Sind Finalprognosen für Stockholm möglich?
Viele haben in den vergangenen Tagen ESC-Abende veranstaltet oder waren Gäste bei diesen. Meine Runde gibt es seit fast 20 Jahren, und sie hat mit schönster Langeweile in den meisten Jahren die Sieger des ESC vorausgesagt. Mit einer Ausnahme: 2006 gab es in unserem Zirkel nur zwei, die Lordi ganz oben auf ihren Zetteln hatten. Die anderen erklärten sie für geistesgestört und ahnungslos. Nun, einige Zeit später, als in Athen die Hoffnungen von Texas Lightning auf eine Top-Ten-Platzierung zerstoben, hatten wir den Beweis: Außenseiter können goldrichtig liegen: Die Finnen waren die Darlings jenes Jahres.
Wettrunden haben natürlich immer den Charakter von astrologischen Kreisen. Man blickt nicht in eine Glaskugel, dafür auf einen Screen und guckt sich nicht an, was einem selbst gefällt, sondern was wohl den meisten gefallen wird. Man begibt sich in die Rolle der Gesamtzuschauer. Ähnlich ist es bei Befragungen von Demoskopie-Instituten vor politischen Wahlen: Man befragt nach repräsentativen Gesichtspunkten ausgesuchte Menschen nicht nur nach ihren persönlichen Vorlieben, sondern nach den Erwartungen, die sie im Hinblick auf das Gesamtergebnis haben.

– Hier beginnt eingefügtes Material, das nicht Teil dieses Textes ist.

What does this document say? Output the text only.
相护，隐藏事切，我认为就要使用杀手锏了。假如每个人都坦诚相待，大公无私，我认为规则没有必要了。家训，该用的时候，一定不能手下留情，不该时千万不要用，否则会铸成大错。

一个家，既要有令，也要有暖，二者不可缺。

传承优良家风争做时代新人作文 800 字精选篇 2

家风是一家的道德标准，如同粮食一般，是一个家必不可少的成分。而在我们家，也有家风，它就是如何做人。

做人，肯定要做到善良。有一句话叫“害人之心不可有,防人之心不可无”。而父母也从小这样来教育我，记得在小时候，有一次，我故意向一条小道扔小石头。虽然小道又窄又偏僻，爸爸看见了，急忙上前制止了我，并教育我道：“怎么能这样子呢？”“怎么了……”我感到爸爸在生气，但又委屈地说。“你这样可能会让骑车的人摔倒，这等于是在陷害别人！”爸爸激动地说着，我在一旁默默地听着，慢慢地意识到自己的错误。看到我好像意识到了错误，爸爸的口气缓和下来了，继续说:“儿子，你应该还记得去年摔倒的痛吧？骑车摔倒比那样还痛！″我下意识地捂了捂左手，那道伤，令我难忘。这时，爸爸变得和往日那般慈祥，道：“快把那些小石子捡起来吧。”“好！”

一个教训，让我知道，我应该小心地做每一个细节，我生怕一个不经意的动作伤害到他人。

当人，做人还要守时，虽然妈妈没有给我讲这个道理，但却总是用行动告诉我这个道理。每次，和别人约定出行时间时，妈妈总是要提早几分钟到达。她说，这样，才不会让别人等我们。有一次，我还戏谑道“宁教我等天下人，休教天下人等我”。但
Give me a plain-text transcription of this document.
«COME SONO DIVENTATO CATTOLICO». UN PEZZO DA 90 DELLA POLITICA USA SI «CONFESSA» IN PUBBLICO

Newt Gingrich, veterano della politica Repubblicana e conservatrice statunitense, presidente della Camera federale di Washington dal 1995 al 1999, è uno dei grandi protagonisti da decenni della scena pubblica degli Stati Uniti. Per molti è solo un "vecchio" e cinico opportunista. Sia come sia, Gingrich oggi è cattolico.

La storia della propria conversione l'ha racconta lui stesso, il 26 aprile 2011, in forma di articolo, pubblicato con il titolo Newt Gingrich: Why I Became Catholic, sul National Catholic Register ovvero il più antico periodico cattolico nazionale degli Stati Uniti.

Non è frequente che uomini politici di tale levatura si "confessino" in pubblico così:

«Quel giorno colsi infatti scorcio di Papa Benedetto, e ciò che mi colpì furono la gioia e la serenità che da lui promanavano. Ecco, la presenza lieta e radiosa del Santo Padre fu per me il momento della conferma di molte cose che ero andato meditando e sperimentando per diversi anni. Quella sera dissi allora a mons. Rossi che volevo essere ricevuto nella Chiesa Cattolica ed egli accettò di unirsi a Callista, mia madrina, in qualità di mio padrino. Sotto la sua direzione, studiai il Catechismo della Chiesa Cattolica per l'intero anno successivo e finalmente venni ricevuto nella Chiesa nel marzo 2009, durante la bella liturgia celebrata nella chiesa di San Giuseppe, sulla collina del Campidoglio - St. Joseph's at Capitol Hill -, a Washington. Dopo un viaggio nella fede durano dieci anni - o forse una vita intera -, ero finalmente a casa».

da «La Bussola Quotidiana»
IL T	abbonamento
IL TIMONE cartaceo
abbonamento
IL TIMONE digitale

Spekulationen über und über
ESC-Wettabende in der Zeit vor dem ESC dienen natürlich auch der Beruhigung der Nerven. Sie dienen der Einstimmung auf das Ereignis - und fast immer sagt irgendeiner: Das ist dieses Jahr wirklich ein schlechter Jahrgang! Auch das gehört zum Spiel. Gibt es eine Instanz, die verlässlich die wahrscheinlichen Resultate weissagen kann? Nein, gibt es nicht. Erfahrungsgemäß ist für das Finalergebnis die Liveperformance wichtig. Manche blühen auf und ernten Punkte, andere haben Vorschusslorbeeren im Gepäck - und fisteln und wispern am Mikro quälend rum, um sich schließlich schlecht platziert zu finden.
Sicher scheint mir, dass es 2016 unumschränkte Favoriten wie Alexander Rybak 2009 oder Loreen 2012 nicht gibt. Insofern: Das Prognostizieren ist ein schwieriges Geschäft.
Die meisten ESC-Fans gucken sich in den Tagen vor dem Grand Final die Seite "Oddchecker" an. Die Wetten, die dort einfließen, verweisen auf die möglichen Sieger (nicht die Lieblingstitel der Wetter). An der Spitze: Russland, schon seit Wochen, dahinter Frankreich, Schweden und Australien. Erst auf Platz 21 findet sich Jamie-Lee mit "Ghost". Andere Indikatoren für die Siegesqualität eines Titels müssen jedoch erwogen werden. Die Seite "escapenews.org" spiegelt ein aus dem Streamingdienst Spotify gewonnenes Resultat, in diesem Fall von Mitte April. Hier wiederum liegt Sergej Lazarev nicht vorn, sondern der Schwede Frans, dahinter Jamie-Lee. Zu bedenken ist, dass Spotify ein Angebot ist, das nicht überall im eurovisionären Europa konsumiert wird. Vor allem wenig in Osteuropa, dem mutmaßlichen Kerngebiet der Sympathien für den russischen Kandidaten. Auf YouTube wiederum ist zu ersehen, dass Russland viele Klicks auf sich vereinigen kann, das gelingt aber auch anderen Kandidaten.
Prognostiker irrten meist
Ich erinnere mich an das Jahr 2000, der ESC fand damals auch in der Stockholmer Arena Globen statt. Wochenlang lagen an den Wettbörsen die Lieder aus Estland und Norwegen vorn, mit der lettischen Band Brainstorm - die später Dritter wurde - rechnete man nicht, aber am wenigsten mit den dänischen Herren älteren Kalibers, den Olsen Brothers. Ihr "Fly On The Wings Of Love" lag noch vier Tage vor dem Finale jenseits der Top Ten. So viel zu den Prognosen.
In unserer Wettrunde lag übrigens der bislang niemals hoch gehandelte Ire vorne, der Russe landete bei uns auf dem dritten Platz, Jamie-Lee im vorderen Feld - aber der unumschränkte Sieger an diesem Abend war "If I Were Sorry" von Frans. Allein durch seine Art des wie gesprochen klingenden Gesangs hob er sich von all den pompösen Nummern ab. Möglicherweise ist das das wichtigste Siegesrezept: nicht so zu klingen wie alle anderen.